Nanda keluar dari rumahnya, lalu bergegas pergi ke musholah untuk mengadi. Sepanjang jalan menuju musholah itu, Alia terus berfikir tentang apa yang terjadi dengan ayahnya. Masa iya ayahnya diculik tapi diam saja? Ayah kan jagoan, masa dibawa paksa ga ngelawan? Pikiran itu terus menghantui Alia. Gadis dengan pikirannya yang masih bersih itu terus berfikir tentang ayahnya yang menghilang secara misterius. Rasanya bercampur aduk. Alia sedih, Alia marah, Alia cemas, Alia bingung, Alia kesal, semuanya bercampur jadi satu dalam hati Alia. Ayah Alia kemana? Pertanyaan itu bahkan tak terjawab sampai saat Alia keluar dari musholah. Bergegas untuk kembali ke rumah.
Jam di dinding rumah Dika menunjukkan pukul 19.30, Alia yang lugu itu memutuskan untuk jajan di warung Dika sebelum ia pulang ke rumah.
“Alia, bapak kamu sudah pulang, nak?” Tanya ibu Dika kepada Alia yang sedang sibuk memilih snak yang ia suka. Seketika Alia terhenti.
“Tidak tahu. Memangnya ayah Alia kemana? Kok semua orang pada nanyain ayah? Ayah diculik pake mobil jeep ya, Bu?” Serentetan pertanyaan ingin tahu Alia terlontar dengan mulus.
“Bukan, sayang. Ayah Alia tidak diculik. Tapi…”
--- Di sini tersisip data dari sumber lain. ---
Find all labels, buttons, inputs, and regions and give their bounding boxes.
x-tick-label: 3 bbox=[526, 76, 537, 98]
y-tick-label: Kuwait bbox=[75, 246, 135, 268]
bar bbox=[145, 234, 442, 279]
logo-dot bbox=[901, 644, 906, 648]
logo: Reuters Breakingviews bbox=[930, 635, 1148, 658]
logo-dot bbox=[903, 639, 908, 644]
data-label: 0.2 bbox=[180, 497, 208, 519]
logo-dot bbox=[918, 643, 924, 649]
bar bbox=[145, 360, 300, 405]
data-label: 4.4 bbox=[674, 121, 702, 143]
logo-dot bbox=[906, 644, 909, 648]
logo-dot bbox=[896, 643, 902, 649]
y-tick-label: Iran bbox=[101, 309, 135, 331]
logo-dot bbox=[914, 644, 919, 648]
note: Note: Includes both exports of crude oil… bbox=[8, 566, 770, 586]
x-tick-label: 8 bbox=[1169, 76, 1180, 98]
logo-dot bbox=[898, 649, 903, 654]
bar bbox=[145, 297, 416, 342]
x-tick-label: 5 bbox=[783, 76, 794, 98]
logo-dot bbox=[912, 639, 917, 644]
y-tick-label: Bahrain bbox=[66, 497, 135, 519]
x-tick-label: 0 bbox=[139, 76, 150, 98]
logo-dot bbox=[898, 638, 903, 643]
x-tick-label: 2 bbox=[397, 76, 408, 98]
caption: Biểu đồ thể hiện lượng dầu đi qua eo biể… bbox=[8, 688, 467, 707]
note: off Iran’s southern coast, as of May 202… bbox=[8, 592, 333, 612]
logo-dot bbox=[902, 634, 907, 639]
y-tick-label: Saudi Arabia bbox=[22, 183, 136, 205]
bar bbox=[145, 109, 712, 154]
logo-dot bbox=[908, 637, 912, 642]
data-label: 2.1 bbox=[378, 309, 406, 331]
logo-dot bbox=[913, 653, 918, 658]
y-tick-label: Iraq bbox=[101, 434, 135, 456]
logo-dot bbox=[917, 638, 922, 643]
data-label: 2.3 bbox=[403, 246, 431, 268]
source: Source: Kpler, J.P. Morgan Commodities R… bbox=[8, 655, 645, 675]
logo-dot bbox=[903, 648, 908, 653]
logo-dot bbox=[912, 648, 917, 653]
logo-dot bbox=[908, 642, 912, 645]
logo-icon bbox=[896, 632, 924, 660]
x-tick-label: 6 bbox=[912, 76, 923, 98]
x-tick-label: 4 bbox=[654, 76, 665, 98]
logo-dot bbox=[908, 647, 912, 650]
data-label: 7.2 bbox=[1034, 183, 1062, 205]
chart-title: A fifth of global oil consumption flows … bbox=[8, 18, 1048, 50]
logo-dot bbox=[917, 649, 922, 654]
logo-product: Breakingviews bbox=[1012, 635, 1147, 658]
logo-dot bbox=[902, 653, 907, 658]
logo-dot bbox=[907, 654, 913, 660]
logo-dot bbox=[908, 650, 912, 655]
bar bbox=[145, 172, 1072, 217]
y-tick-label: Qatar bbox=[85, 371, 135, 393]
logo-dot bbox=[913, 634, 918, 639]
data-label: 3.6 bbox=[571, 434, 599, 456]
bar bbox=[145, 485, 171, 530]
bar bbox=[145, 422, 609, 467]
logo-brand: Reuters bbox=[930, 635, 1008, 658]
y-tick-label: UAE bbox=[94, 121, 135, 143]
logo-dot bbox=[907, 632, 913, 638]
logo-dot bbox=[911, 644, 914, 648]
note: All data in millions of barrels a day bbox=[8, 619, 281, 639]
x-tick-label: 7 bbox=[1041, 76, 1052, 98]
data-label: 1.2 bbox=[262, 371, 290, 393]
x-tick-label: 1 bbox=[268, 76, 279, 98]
“Ayah kamu kan dibawa polisi, itu gara-gara selingkuh sama Lonte depan rumah Dika.” Dika memotong kata-kata ibunya. Sebuah kalimat yang benar-benar membuat perasaan Alia hancur saat itu juga. Seketika Alia berlari kencang, butiran hangat turun dari matanya. Deras. Alia terus berlari. Sejuta rasa bercampur dalam hatinya. Alia marah, Alia benci, Alia kesal. Alia terus berlari. Ingin sekali ia meninju Dika yang dengan teganya menghina ayah Alia.
BRUKK!!!!
Alia mendorong pintu rumahnya kencang-kencang. Berharap ia bisa menemukan ayahnya sedang duduk di ruang keluarga bersama bunda yang sedang hamil calon adiknya. Alia ingin sekali mengadukan Dika yang telah menghina ayahnya. Alia kesal. Tapi tak ada Ayah dan Bunda di rumah itu. Masih sepi. Masih sama seperti saat Alia tinggal pergi ke masjid sore tadi. Apa Dika benar? Batin Alia mulai bertanya-tanya. Ia berlari ke warungnya, berharap ayahnya ada di sana bersama bundanya. Tapi sekali lagi harapan gadis lugu itu sirna. Tak ada ayah di sana, hanya ada Bunda. Alia berjalan menghampiri bundanya yang tengah duduk di kursi. Warung itu sepi.
“Bunda..” Alia berkata lirih
“Eh, sayang… bagaimana ngajinya tadi? Bisa?” Bunda tersenyum, berusaha menutupi perasaannya yang amat hancur.
“Bisa.” Alia hanya menjawab singkat, “Bunda, ayah dibawa polisi ya?” Alia bertanya ragu-ragu.
“Kata siapa, sayang?”
“Dika yang bilang. Katanya ayah dibawa polisi karena selingkuh sama lonte depan rumahnya. Dika bohong kan, bunda?” Bunda tak bisa lagi menahan haru saat pertanyaan itu keluar dari mulut putri kecilnya. Dan tanpa perlu jawaban pasti dari Bunda, Alia sudah paham. Dika benar. Ia berlari sekencang-kencangnya lagi menuju ke rumahnya. Perasaannya benar-benar hancur. Alia kesal, Alia marah, Alia ingin sekali memaki ayahnya, ingin sekali memberikan wanita itu pelajaran sampai ia tak pernah lagi menyakiti keluarganya. Alia berjanji tidak akan pernah memaafkan wanita itu. Ia berjanji suatu saat nanti ia akan membuat wanita itu menyesal karena sudah membuat keluarganya berantakan.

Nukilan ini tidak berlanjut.